Monster stage III or higher & a Tick clutch slave, otherwise don't bother.


----------



## d50h (May 31, 2009)

jpalamar said:


> LS7 clutch from the C6 Z06 will work but you need the LS7 flywheel as well. It is an upgrade over what is in the GTO. It is very budget friendly as well.
> 
> Keep in mind when doing the clutch you guys might want to look into doing SS lines and a remote bleeder as well. TO bearing and slave just like you would any other clutch job.
> 
> This is the route I plan on going as well.


words of truth!


----------



## Bad_Goat06 (Oct 5, 2010)

Hi everyone, 
new to the site... i have had a gto for quite a bit, im trying to order a billet pro shifter.. can anyone help on where to get one? i have looked at jhp, no longer available...

please help thanks


----------



## LS2 MN6 (Jul 14, 2010)

JHP Vehicle Enhancements - Specialise in Holden Monaro and Commodore Spoilers, Body Kits, Tyre and Wheel Packages.

It's still on the page....


----------



## Richtenb (Feb 1, 2010)

Poncho Dan said:


> Monster stage III or higher & a Tick clutch slave, otherwise don't bother.
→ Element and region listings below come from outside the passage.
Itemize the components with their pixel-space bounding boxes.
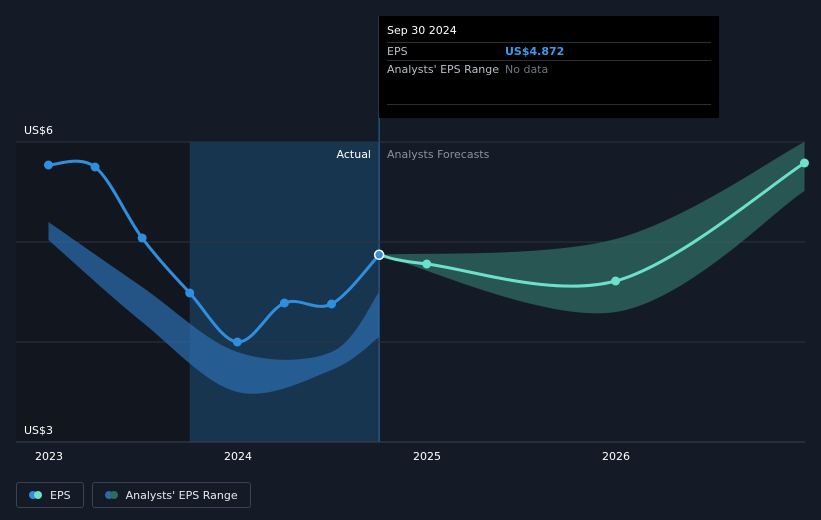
forecast-eps-point xyxy=(422,259,432,269)
tooltip-eps-label: EPS xyxy=(387,45,408,58)
actual-eps-point xyxy=(43,160,53,170)
actual-eps-point xyxy=(279,298,289,308)
y-tick-label: US$6 xyxy=(24,124,53,137)
legend-eps-label: EPS xyxy=(50,488,71,502)
x-tick-label: 2024 xyxy=(224,450,252,463)
actual-eps-point xyxy=(90,162,100,172)
x-tick-label: 2025 xyxy=(413,450,441,463)
tooltip-range-row: Analysts' EPS Range No data xyxy=(387,60,711,78)
actual-region-label: Actual xyxy=(337,148,371,161)
y-tick-label: US$3 xyxy=(24,424,53,437)
forecast-eps-line xyxy=(377,161,806,288)
tooltip-range-label: Analysts' EPS Range xyxy=(387,63,500,76)
tooltip-eps-value: US$4.872 xyxy=(505,45,565,58)
tooltip-range-value: No data xyxy=(505,63,549,76)
x-tick-label: 2023 xyxy=(35,450,63,463)
x-tick-label: 2026 xyxy=(602,450,630,463)
actual-eps-point xyxy=(232,337,242,347)
legend-range-label: Analysts' EPS Range xyxy=(125,488,238,502)
actual-eps-point xyxy=(185,288,195,298)
past-region xyxy=(16,142,190,442)
forecast-eps-point xyxy=(611,276,621,286)
legend-eps-button[interactable]: EPS xyxy=(16,482,84,508)
chart-legend: EPS Analysts' EPS Range xyxy=(16,482,251,508)
highlight-region xyxy=(189,142,380,442)
range-swatch-icon xyxy=(104,491,118,499)
tooltip-eps-row: EPS US$4.872 xyxy=(387,42,711,60)
forecast-eps-point xyxy=(799,158,809,168)
tooltip-divider xyxy=(387,104,711,105)
actual-eps-point xyxy=(137,233,147,243)
hovered-eps-point xyxy=(373,249,385,261)
eps-swatch-icon xyxy=(29,491,42,499)
eps-tooltip: Sep 30 2024 EPS US$4.872 Analysts' EPS R… xyxy=(379,16,719,118)
forecast-range-band xyxy=(379,142,805,314)
tooltip-date: Sep 30 2024 xyxy=(387,24,457,37)
forecast-region-label: Analysts Forecasts xyxy=(387,148,490,161)
actual-range-band xyxy=(48,222,380,394)
actual-eps-point xyxy=(327,299,337,309)
legend-range-button[interactable]: Analysts' EPS Range xyxy=(91,482,251,508)
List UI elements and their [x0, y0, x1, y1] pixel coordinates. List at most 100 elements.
+1 for this.. Although the spec 3+ Works great for me it seems to be a lottery


----------



## Richtenb (Feb 1, 2010)

Bad_Goat06 said:


> Hi everyone,
> new to the site... i have had a gto for quite a bit, im trying to order a billet pro shifter.. can anyone help on where to get one? i have looked at jhp, no longer available...
> 
> please help thanks


Remember to buy gaskets when installing the billet, otherwise you might hear som noice from it.


----------



## Bad_Goat06 (Oct 5, 2010)

Thanks everyone, i guess i should of been a little more specific, jhp has it on their site however when you click checkout it brings up a window saying no longer available... 
i did contact them and they said its on backorder...


----------